For branding I’ve recently put together my web space. It’s currently on a temporary server so it’s not live yet and it’s just really testing at moment. The layout is finalised, it will look like this but the images are there as pieces for now. The six images are linked onto a carousel and when you hover over the images you can click to enlarge ‐ and theirs also left and right buttons which cycle to another six images. The idea is that I’d have one project per page and you can slide through the carousel, without having to leave the home page.

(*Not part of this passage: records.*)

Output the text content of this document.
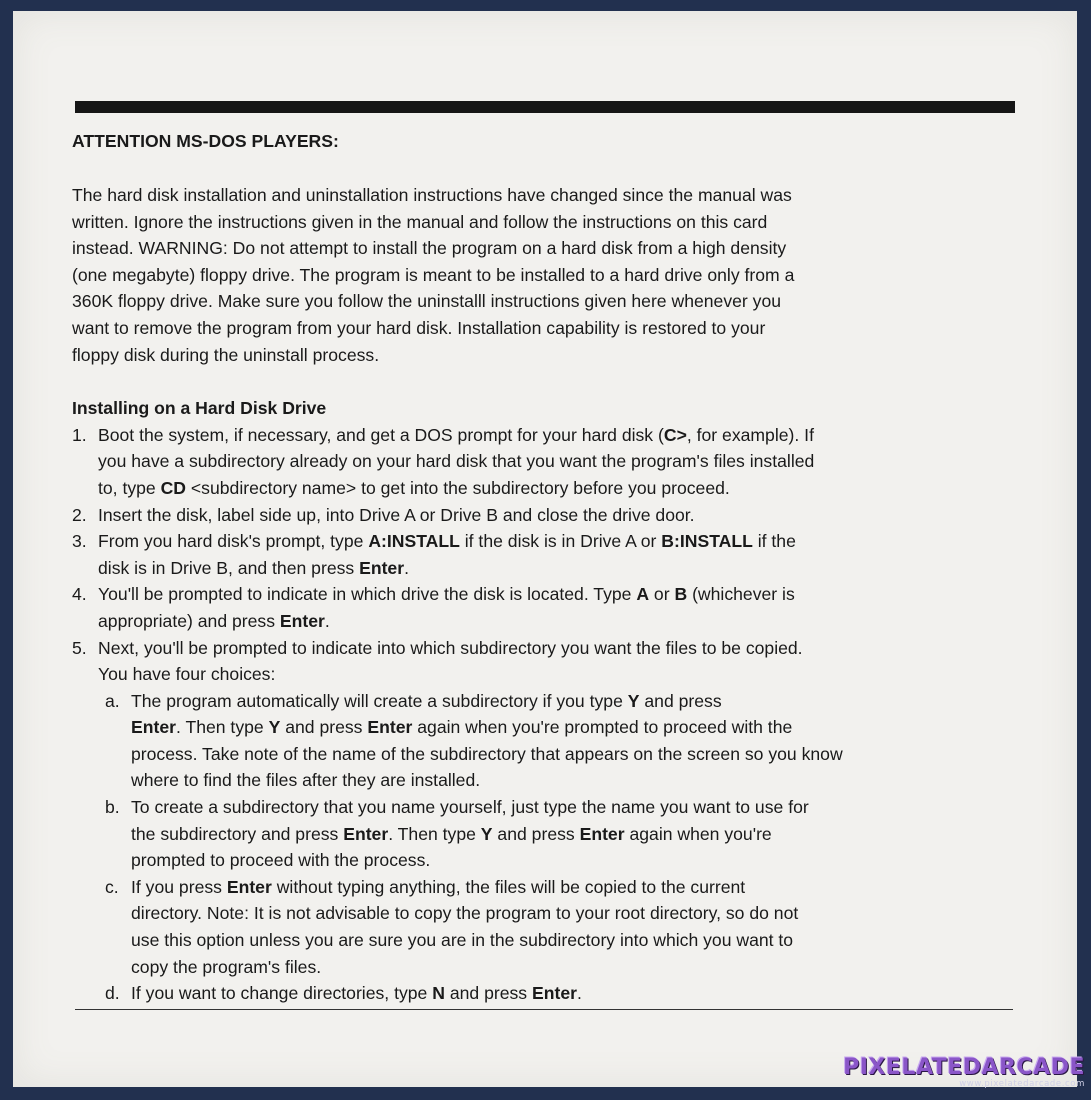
ATTENTION MS-DOS PLAYERS:

The hard disk installation and uninstallation instructions have changed since the manual was
written. Ignore the instructions given in the manual and follow the instructions on this card
instead. WARNING: Do not attempt to install the program on a hard disk from a high density
(one megabyte) floppy drive. The program is meant to be installed to a hard drive only from a
360K floppy drive. Make sure you follow the uninstalll instructions given here whenever you
want to remove the program from your hard disk. Installation capability is restored to your
floppy disk during the uninstall process.

Installing on a Hard Disk Drive

1. Boot the system, if necessary, and get a DOS prompt for your hard disk (C>, for example). If
you have a subdirectory already on your hard disk that you want the program's files installed
to, type CD <subdirectory name> to get into the subdirectory before you proceed.
2. Insert the disk, label side up, into Drive A or Drive B and close the drive door.
3. From you hard disk's prompt, type A:INSTALL if the disk is in Drive A or B:INSTALL if the
disk is in Drive B, and then press Enter.
4. You'll be prompted to indicate in which drive the disk is located. Type A or B (whichever is
appropriate) and press Enter.
5. Next, you'll be prompted to indicate into which subdirectory you want the files to be copied.
You have four choices:
a. The program automatically will create a subdirectory if you type Y and press
Enter. Then type Y and press Enter again when you're prompted to proceed with the
process. Take note of the name of the subdirectory that appears on the screen so you know
where to find the files after they are installed.
b. To create a subdirectory that you name yourself, just type the name you want to use for
the subdirectory and press Enter. Then type Y and press Enter again when you're
prompted to proceed with the process.
c. If you press Enter without typing anything, the files will be copied to the current
directory. Note: It is not advisable to copy the program to your root directory, so do not
use this option unless you are sure you are in the subdirectory into which you want to
copy the program's files.
d. If you want to change directories, type N and press Enter.
PIXELATEDARCADE
www.pixelatedarcade.com
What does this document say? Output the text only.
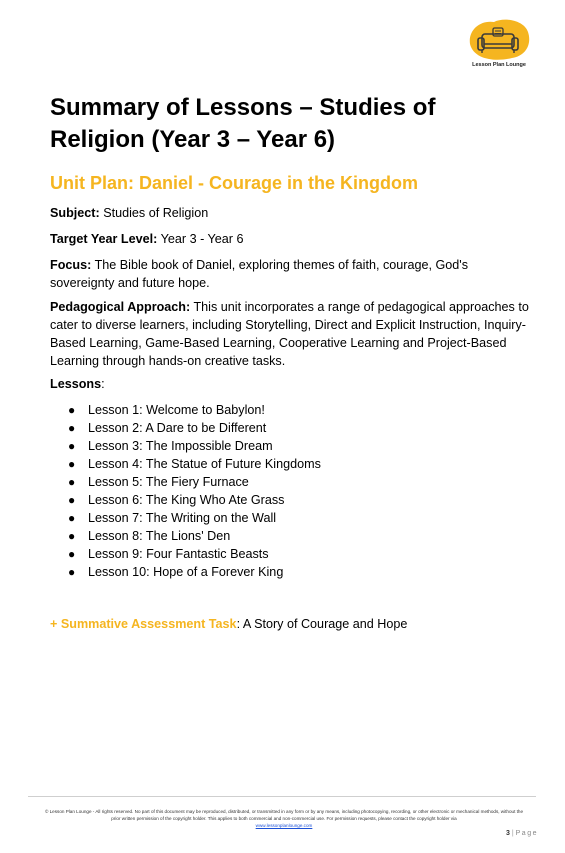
Lesson Plan Lounge
Summary of Lessons – Studies of Religion (Year 3 – Year 6)
Unit Plan: Daniel - Courage in the Kingdom

Subject: Studies of Religion

Target Year Level: Year 3 - Year 6

Focus: The Bible book of Daniel, exploring themes of faith, courage, God's sovereignty and future hope.

Pedagogical Approach: This unit incorporates a range of pedagogical approaches to cater to diverse learners, including Storytelling, Direct and Explicit Instruction, Inquiry-Based Learning, Game-Based Learning, Cooperative Learning and Project-Based Learning through hands-on creative tasks.

Lessons:

● Lesson 1: Welcome to Babylon!
● Lesson 2: A Dare to be Different
● Lesson 3: The Impossible Dream
● Lesson 4: The Statue of Future Kingdoms
● Lesson 5: The Fiery Furnace
● Lesson 6: The King Who Ate Grass
● Lesson 7: The Writing on the Wall
● Lesson 8: The Lions' Den
● Lesson 9: Four Fantastic Beasts
● Lesson 10: Hope of a Forever King
+ Summative Assessment Task: A Story of Courage and Hope
© Lesson Plan Lounge - All rights reserved. No part of this document may be reproduced, distributed, or transmitted in any form or by any means, including photocopying, recording, or other electronic or mechanical methods, without the prior written permission of the copyright holder. This applies to both commercial and non-commercial use. For permission requests, please contact the copyright holder via
www.lessonplanlounge.com
3 | Page
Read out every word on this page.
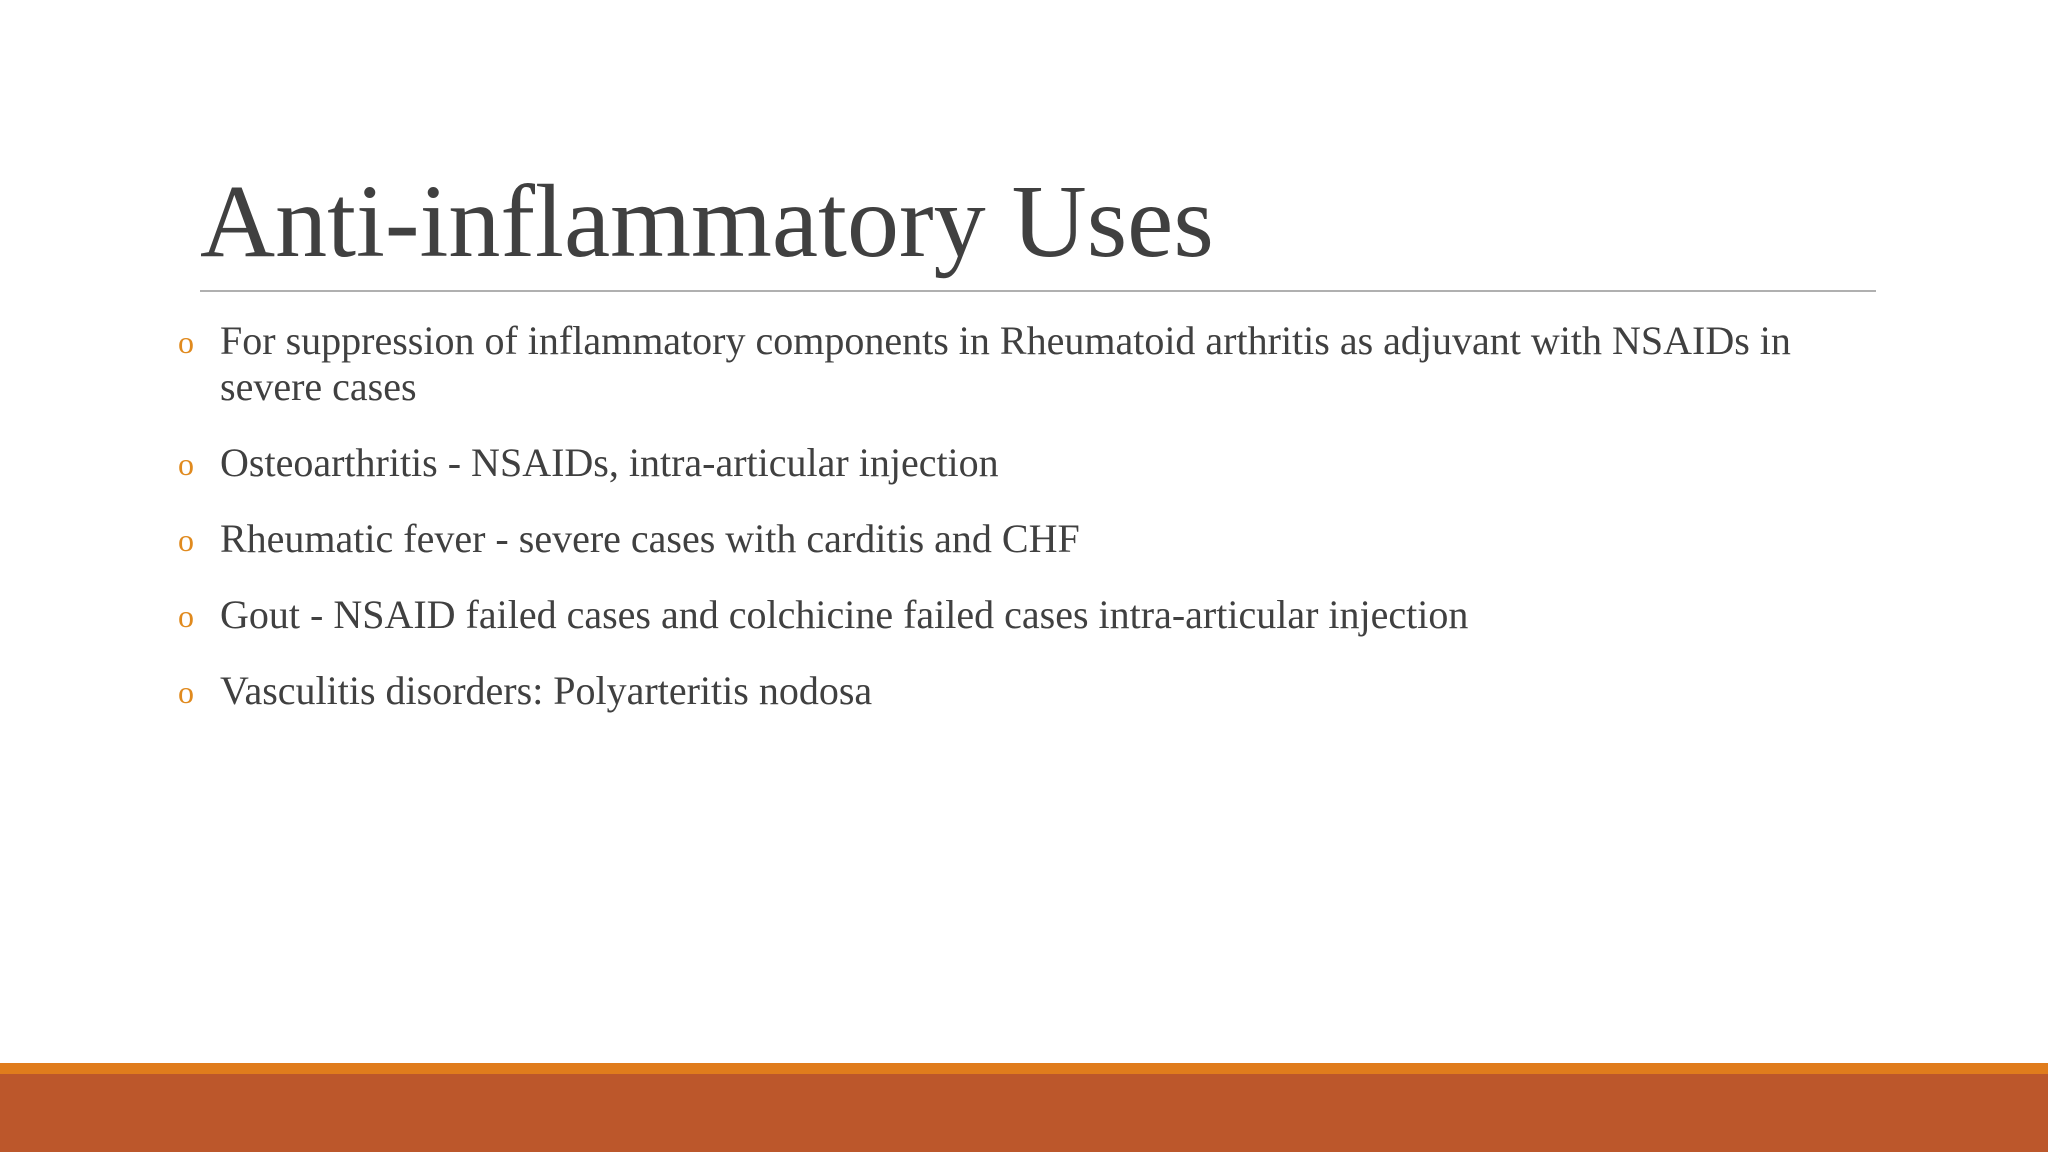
Anti-inflammatory Uses
o For suppression of inflammatory components in Rheumatoid arthritis as adjuvant with NSAIDs in severe cases
o Osteoarthritis - NSAIDs, intra-articular injection
o Rheumatic fever - severe cases with carditis and CHF
o Gout - NSAID failed cases and colchicine failed cases intra-articular injection
o Vasculitis disorders: Polyarteritis nodosa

As it stands at the moment, I do want to peruse freelance work for a while and just use that time as a bit of breathing space and a chance to really work on my portfolio. An idea that I’ve been thinking about for a while now is Impericon. Impericon is a company that creates designs for band promotion in the form of merchandise, T‐shirts, hoodies, caps, everything really. It’s something that I’d love to do; and I occasionally see posts for jobs as illustrators and the idea of getting paid for working amongst all that sounds ideal for me. The only issue is that the jobs are in Germany and something like that is a big step. If it was in this country there wouldn’t be anything to think about but because of that it does make me a little hesitant and I’ve not looked into it further as of yet. For now at least I’d like to see how things go with freelancing and strengthen my portfolio and presence.